Three young Muslims continue leaving their mark on the world three years after being gunned down in the Finley Forest neighborhood.
Feb. 10 is a day to rejoice and celebrate the lives of Deah Barakat, 23; his wife Yusor Abu-Salha, 21; and her sister Razan Abu-Salha, 19, but it’s also a day for people to commit their lives to service, according to a Chapel Hill Town Council resolution passed Wednesday night.
The three were shot and killed Feb. 10, 2015. The young couple had married just six weeks earlier, making their home in the eastern Chapel Hill condominium complex.
Barakat, an N.C. State University graduate, was in his second year at the UNC School of Dentistry. His wife, also an NCSU graduate, was planning to join her husband at the School of Dentistry in the fall. Her sister was an architecture student at NCSU’s School of Design.
The town’s proclamation brings comfort to their family and friends, said Nida Allam, operations director for the Our Three Winners Foundation, but it also challenges each person to ask what he or she is doing to make a difference in the community and the world.
The foundation, which celebrates the victims’ legacy of service and philanthropy, has provided dental care to more than 200 refugees through the annual “Project Refugee Smiles Dental Relief Mission” and awarded over $100,000 to students and organizations for service and community-building projects, Allam said.

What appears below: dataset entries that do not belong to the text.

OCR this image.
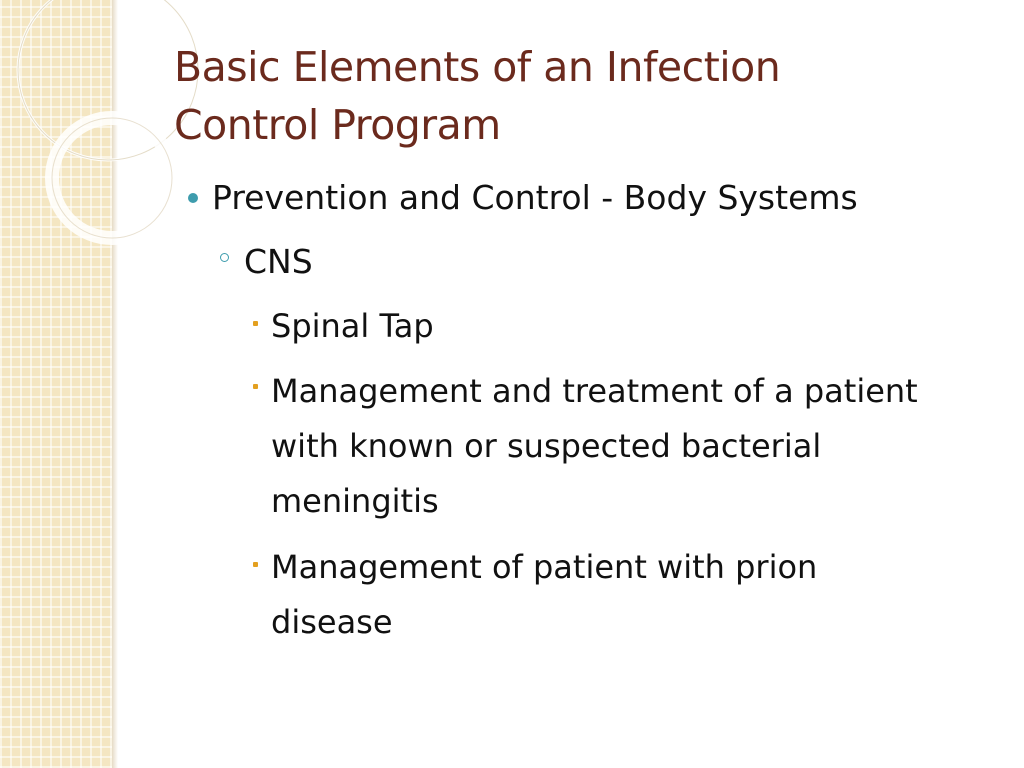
Basic Elements of an Infection
Control Program
Prevention and Control - Body Systems
CNS
Spinal Tap
Management and treatment of a patient with known or suspected bacterial meningitis
Management of patient with prion disease
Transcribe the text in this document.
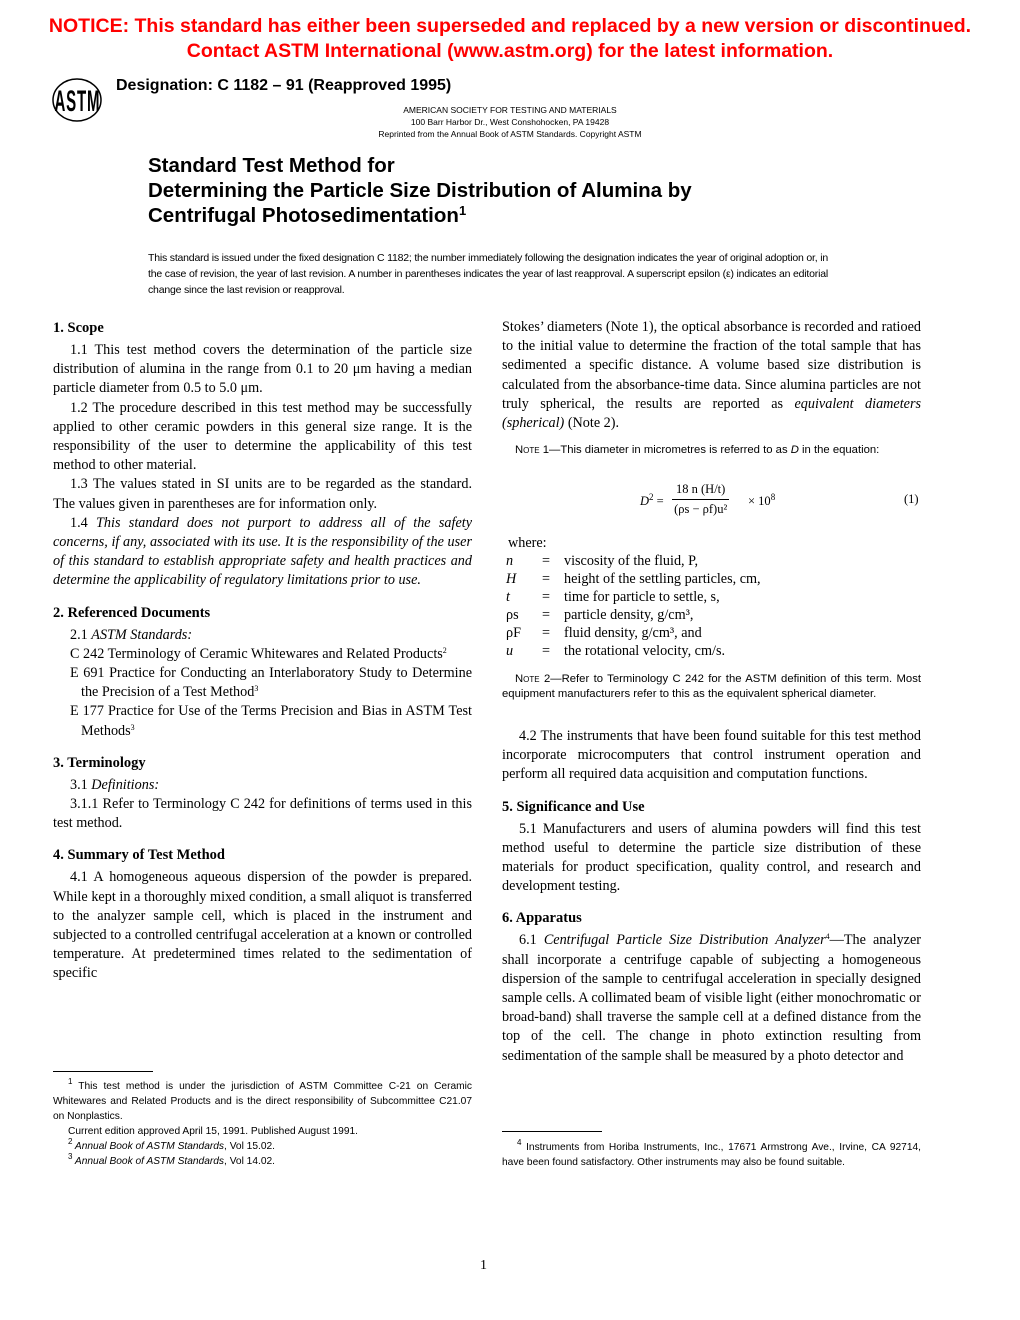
NOTICE: This standard has either been superseded and replaced by a new version or discontinued.
Contact ASTM International (www.astm.org) for the latest information.
ASTM
Designation: C 1182 – 91 (Reapproved 1995)
AMERICAN SOCIETY FOR TESTING AND MATERIALS
100 Barr Harbor Dr., West Conshohocken, PA 19428
Reprinted from the Annual Book of ASTM Standards. Copyright ASTM
Standard Test Method for
Determining the Particle Size Distribution of Alumina by
Centrifugal Photosedimentation$^1$
This standard is issued under the fixed designation C 1182; the number immediately following the designation indicates the year of original adoption or, in the case of revision, the year of last revision. A number in parentheses indicates the year of last reapproval. A superscript epsilon (ε) indicates an editorial change since the last revision or reapproval.
1. Scope

1.1 This test method covers the determination of the particle size distribution of alumina in the range from 0.1 to 20 μm having a median particle diameter from 0.5 to 5.0 μm.

1.2 The procedure described in this test method may be successfully applied to other ceramic powders in this general size range. It is the responsibility of the user to determine the applicability of this test method to other material.

1.3 The values stated in SI units are to be regarded as the standard. The values given in parentheses are for information only.

1.4 This standard does not purport to address all of the safety concerns, if any, associated with its use. It is the responsibility of the user of this standard to establish appropriate safety and health practices and determine the applicability of regulatory limitations prior to use.

2. Referenced Documents

2.1 ASTM Standards:

C 242 Terminology of Ceramic Whitewares and Related Products$^2$

E 691 Practice for Conducting an Interlaboratory Study to Determine the Precision of a Test Method$^3$

E 177 Practice for Use of the Terms Precision and Bias in ASTM Test Methods$^3$

3. Terminology

3.1 Definitions:

3.1.1 Refer to Terminology C 242 for definitions of terms used in this test method.

4. Summary of Test Method

4.1 A homogeneous aqueous dispersion of the powder is prepared. While kept in a thoroughly mixed condition, a small aliquot is transferred to the analyzer sample cell, which is placed in the instrument and subjected to a controlled centrifugal acceleration at a known or controlled temperature. At predetermined times related to the sedimentation of specific

$^1$ This test method is under the jurisdiction of ASTM Committee C-21 on Ceramic Whitewares and Related Products and is the direct responsibility of Subcommittee C21.07 on Nonplastics.

Current edition approved April 15, 1991. Published August 1991.

$^2$ Annual Book of ASTM Standards, Vol 15.02.

$^3$ Annual Book of ASTM Standards, Vol 14.02.

Stokes’ diameters (Note 1), the optical absorbance is recorded and ratioed to the initial value to determine the fraction of the total sample that has sedimented a specific distance. A volume based size distribution is calculated from the absorbance-time data. Since alumina particles are not truly spherical, the results are reported as equivalent diameters (spherical) (Note 2).

Note 1—This diameter in micrometres is referred to as D in the equation:

$D^2 = \frac{18 n (H/t)}{\text{(ρs − ρf)u²}} \times 10^8$	(1)
where:
n	=	viscosity of the fluid, P,
H	=	height of the settling particles, cm,
t	=	time for particle to settle, s,
ρs	=	particle density, g/cm³,
ρF	=	fluid density, g/cm³, and
u	=	the rotational velocity, cm/s.

Note 2—Refer to Terminology C 242 for the ASTM definition of this term. Most equipment manufacturers refer to this as the equivalent spherical diameter.

4.2 The instruments that have been found suitable for this test method incorporate microcomputers that control instrument operation and perform all required data acquisition and computation functions.

5. Significance and Use

5.1 Manufacturers and users of alumina powders will find this test method useful to determine the particle size distribution of these materials for product specification, quality control, and research and development testing.

6. Apparatus

6.1 Centrifugal Particle Size Distribution Analyzer$^4$—The analyzer shall incorporate a centrifuge capable of subjecting a homogeneous dispersion of the sample to centrifugal acceleration in specially designed sample cells. A collimated beam of visible light (either monochromatic or broad-band) shall traverse the sample cell at a defined distance from the top of the cell. The change in photo extinction resulting from sedimentation of the sample shall be measured by a photo detector and

$^4$ Instruments from Horiba Instruments, Inc., 17671 Armstrong Ave., Irvine, CA 92714, have been found satisfactory. Other instruments may also be found suitable.

1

They’ve also established the “Deah Yusor Razan Scholarship” for students who demonstrate Barakat’s personal and social-service values, and are kicking off another fundraising campaign this year to support even more service projects.
The work reflects the commitment that Barakat had to his work with homeless, underserved and refugee communities in need of food and free dental care, officials said. He was raising money for a summer mission to help Syrian refugees when he was killed; his wife, sister-in-law and fellow students had planned to join him.
“At the time of this proclamation, we’ve already accomplished a great deal, but we must be very careful not to rest on our past accomplishments and instead use this movement as motivation and a springboard to do more,” Allam said. “Our communities are far from perfect – until there are no more poor, until no one is in need, until every voice is heard, our mission is not complete.”
Outrage and grief
The victims’ murders rattled the community, sparking outrage and grief around the world, in part because police first said the murders were the result of an ongoing parking dispute with a neighbor Craig Hicks. Family and others contend it was a hate crime, pointing to anti-religious comments that Hicks, a self-described atheist, had posted to Facebook.
Hicks has been charged with murder and could face the death penalty if convicted. An FBI report on the shooting was given to the U.S. Attorney’s Office for the Middle District of North Carolina in 2015 to help determine whether Hicks will be charged with a hate crime. He has not been assigned a trial date.
Farris Barakat, Deah Barakat’s older brother, said the police department’s initial statement “definitely cast a shadow on the story.”
“If (people) don’t know it as a hate crime, they’ll know it as the parking dispute in which three Muslims were killed in their home – execution style – by a man who hates religion and is intolerant,” Barakat said. “You can consider this a longstanding dispute over parking if you consider Rosa Parks’ struggle a longstanding dispute over a bus seat.”
The country has come a long way in three years, he added, thanks in no small part to President Donald Trump who helped people to recognize there is bias and discrimination against certain groups.
The Barakat family also has channeled its grief into The Light House Project in Raleigh, providing space to community-based programs serving young people.
“It’s their service, it’s their legacy of caring for others, it’s all that that has brought us out three years out and continues to be that inspiration behind a lot of good work in the community,” he said.